A production-ready Text-to-Speech microservice built around the Soprano TTS engine with asynchronous job processing and dual quota tracking.
✅ Asynchronous Processing — Submit jobs and receive webhook notifications when complete
✅ Dual Quota System — Track usage by both characters and audio seconds
✅ GPU-Accelerated — Fast inference with warm model (stays loaded in memory)

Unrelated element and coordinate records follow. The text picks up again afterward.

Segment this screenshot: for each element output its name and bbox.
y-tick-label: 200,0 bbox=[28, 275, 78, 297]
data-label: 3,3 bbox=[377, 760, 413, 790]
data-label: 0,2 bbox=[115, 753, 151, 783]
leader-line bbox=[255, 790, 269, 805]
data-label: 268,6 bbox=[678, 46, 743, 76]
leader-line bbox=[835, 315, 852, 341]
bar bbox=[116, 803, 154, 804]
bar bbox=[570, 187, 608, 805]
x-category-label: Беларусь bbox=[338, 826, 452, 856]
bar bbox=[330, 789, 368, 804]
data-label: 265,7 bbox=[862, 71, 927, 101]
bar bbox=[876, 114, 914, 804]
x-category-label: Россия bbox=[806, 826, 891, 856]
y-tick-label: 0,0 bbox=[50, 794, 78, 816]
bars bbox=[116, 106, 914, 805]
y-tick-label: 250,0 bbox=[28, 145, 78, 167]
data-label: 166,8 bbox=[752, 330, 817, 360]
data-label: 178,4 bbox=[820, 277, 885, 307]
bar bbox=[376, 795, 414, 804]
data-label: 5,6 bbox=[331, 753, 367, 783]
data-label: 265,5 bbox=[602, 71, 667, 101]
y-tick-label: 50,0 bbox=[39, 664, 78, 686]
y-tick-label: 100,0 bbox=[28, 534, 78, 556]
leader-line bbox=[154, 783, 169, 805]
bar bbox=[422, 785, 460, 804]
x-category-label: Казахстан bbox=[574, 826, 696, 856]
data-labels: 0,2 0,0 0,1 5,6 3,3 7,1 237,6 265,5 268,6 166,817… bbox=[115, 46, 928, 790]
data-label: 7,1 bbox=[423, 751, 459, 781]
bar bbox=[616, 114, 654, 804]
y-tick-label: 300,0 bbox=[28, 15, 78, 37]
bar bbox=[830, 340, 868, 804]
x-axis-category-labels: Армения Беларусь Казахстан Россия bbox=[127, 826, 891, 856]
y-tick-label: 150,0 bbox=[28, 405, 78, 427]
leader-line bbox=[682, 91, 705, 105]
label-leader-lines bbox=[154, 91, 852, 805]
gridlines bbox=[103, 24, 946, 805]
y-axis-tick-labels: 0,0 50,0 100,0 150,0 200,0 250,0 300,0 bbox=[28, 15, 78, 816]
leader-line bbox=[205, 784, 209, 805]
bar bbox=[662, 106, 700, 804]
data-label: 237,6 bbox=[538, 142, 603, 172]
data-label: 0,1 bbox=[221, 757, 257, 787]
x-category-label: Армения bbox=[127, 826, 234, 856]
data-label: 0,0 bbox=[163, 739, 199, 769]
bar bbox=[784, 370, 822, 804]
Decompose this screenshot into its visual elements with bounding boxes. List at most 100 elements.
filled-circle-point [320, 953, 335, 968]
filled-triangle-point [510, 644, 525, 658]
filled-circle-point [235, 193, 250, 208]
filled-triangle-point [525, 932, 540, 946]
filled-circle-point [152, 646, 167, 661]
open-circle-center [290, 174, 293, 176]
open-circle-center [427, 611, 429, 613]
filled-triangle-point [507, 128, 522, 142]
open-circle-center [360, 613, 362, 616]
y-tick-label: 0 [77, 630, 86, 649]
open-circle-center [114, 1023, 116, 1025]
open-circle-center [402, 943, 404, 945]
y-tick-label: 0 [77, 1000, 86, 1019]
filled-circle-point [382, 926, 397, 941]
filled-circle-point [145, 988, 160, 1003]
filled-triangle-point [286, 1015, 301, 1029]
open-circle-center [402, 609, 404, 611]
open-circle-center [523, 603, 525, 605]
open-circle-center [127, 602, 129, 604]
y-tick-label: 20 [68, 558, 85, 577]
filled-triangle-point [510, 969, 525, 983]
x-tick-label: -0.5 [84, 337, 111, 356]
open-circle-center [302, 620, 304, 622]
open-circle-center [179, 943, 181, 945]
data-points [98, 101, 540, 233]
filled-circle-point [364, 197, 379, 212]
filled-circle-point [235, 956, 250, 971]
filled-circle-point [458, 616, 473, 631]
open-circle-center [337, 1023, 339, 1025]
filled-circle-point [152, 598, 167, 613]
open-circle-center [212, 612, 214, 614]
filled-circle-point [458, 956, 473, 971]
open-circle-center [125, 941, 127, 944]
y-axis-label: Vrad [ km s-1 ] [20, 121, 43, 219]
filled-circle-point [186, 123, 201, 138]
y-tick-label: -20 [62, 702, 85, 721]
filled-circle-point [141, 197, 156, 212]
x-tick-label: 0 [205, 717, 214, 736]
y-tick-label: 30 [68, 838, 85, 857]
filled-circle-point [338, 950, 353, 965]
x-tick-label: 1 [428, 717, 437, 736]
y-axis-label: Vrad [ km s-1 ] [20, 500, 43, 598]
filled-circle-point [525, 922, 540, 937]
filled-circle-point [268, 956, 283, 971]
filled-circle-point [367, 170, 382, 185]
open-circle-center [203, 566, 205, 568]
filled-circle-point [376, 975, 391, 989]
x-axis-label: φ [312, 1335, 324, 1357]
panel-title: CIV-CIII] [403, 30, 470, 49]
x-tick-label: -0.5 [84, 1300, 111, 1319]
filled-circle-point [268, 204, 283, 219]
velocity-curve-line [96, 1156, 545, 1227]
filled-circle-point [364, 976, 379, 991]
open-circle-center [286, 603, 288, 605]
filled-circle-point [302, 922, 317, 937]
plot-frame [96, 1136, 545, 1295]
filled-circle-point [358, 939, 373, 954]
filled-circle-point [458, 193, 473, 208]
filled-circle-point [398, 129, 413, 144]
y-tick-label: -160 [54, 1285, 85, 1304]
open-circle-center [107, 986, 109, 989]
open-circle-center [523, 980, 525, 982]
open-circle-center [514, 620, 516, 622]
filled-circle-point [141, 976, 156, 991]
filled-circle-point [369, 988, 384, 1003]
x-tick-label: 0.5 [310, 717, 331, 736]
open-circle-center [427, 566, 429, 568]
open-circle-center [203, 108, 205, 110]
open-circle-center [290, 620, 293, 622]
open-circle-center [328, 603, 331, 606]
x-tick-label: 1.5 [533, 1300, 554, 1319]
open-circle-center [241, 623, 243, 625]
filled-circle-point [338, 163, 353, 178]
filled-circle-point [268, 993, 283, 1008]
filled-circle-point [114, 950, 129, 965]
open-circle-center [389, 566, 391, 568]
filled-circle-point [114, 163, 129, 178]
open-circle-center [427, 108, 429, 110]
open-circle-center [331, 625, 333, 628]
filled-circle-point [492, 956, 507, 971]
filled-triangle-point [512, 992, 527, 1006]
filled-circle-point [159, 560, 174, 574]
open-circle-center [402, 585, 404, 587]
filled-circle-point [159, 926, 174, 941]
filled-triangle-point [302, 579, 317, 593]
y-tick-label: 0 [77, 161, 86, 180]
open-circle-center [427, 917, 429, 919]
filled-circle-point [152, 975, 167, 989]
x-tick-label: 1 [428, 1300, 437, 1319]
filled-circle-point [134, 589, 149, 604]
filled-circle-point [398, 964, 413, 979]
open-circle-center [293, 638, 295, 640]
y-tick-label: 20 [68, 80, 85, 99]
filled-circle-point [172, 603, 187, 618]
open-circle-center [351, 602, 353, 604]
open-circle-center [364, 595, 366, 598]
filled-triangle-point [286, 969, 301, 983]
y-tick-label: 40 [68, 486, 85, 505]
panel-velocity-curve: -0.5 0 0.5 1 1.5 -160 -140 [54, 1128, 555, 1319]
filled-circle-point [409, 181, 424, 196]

✅ Scalable Architecture — Redis queue + multiple workers support
✅ RESTful API — Clean FastAPI endpoints with automatic documentation
✅ Production-Ready — Error handling, retry logic, logging, health checks
✅ Docker Support — CPU and GPU Docker Compose configurations included
✅ Comprehensive Tests — Full pytest suite with in-memory SQLite fixtures
┌─────────────┐
│ Client │
└──────┬──────┘
│ POST /api/v1/tts/jobs
▼
┌─────────────────────┐
│ FastAPI Server │ ← Validates request, checks quota
└──────┬──────────────┘
│ Enqueue job
▼
┌─────────────────────┐
│ Redis Queue (RQ) │
└──────┬──────────────┘
│
▼
┌─────────────────────┐
│ Worker + GPU │ ← Warm model, generates audio
│ (Soprano TTS) │
└──────┬──────────────┘
│
├─► Save WAV to storage/
└─► Send webhook notification
Components:
- FastAPI Server — API endpoints, authentication, quota management
- PostgreSQL — User data, job tracking, quota counters
- Redis + RQ — Job queue for async processing
- Worker (SimpleWorker) — GPU-powered TTS generation with warm model kept in-process
- Storage — Local filesystem for audio files (WAV format)
- Python 3.13+
- PostgreSQL 15+
- Redis 7+
- NVIDIA GPU (optional but recommended)
- CUDA 12.1+ (if using GPU)
- Clone and create virtual environment:
cd async-soprano
# Using UV (recommended)
uv venv && source .venv/bin/activate
# Or using plain venv
python -m venv .venv
source .venv/bin/activate- Install dependencies:
# With UV (recommended — uses uv.lock for deterministic installs)
uv sync
# Or with pip
pip install .
# Include dev/test dependencies
uv sync --group dev- Configure environment (optional):
The application uses Pydantic Settings and will work with sensible defaults. You can override any setting via environment variables or a .env file:
# All variables are optional — defaults are shown below
POSTGRES_USER=tts_user
POSTGRES_PASSWORD=tts_pass
POSTGRES_DB=tts_db
POSTGRES_HOST=localhost
POSTGRES_PORT=5432
REDIS_HOST=localhost
REDIS_PORT=6379
REDIS_DB=0
STORAGE_PATH=./storage
MODEL_NAME=ekwek/Soprano-1.1-80M
CHARACTERS_PER_SECOND=16.88
DEFAULT_CHARACTER_QUOTA=100000
DEFAULT_SECONDS_QUOTA=6000.0
GPU_DEVICE=0
LOG_LEVEL=INFO- Initialize database:
# Create tables
python scripts/init_db.py
# Seed test users and get API keys
python scripts/seed_users.pyYou'll need 2 terminals (plus a running PostgreSQL and Redis):
Terminal 1 — API Server:
uvicorn app.main:app --reload --host 0.0.0.0 --port 8000Terminal 2 — Worker:
# With GPU
CUDA_VISIBLE_DEVICES=0 python -m app.worker
# Without GPU (slower)
python -m app.workerThe service is now running:
- API: http://localhost:8000
- API Docs: http://localhost:8000/docs
- Health Check: http://localhost:8000/health
The project includes full Docker Compose support for both CPU and GPU modes.
# CPU mode
make build && make up
# GPU mode (requires NVIDIA Container Toolkit)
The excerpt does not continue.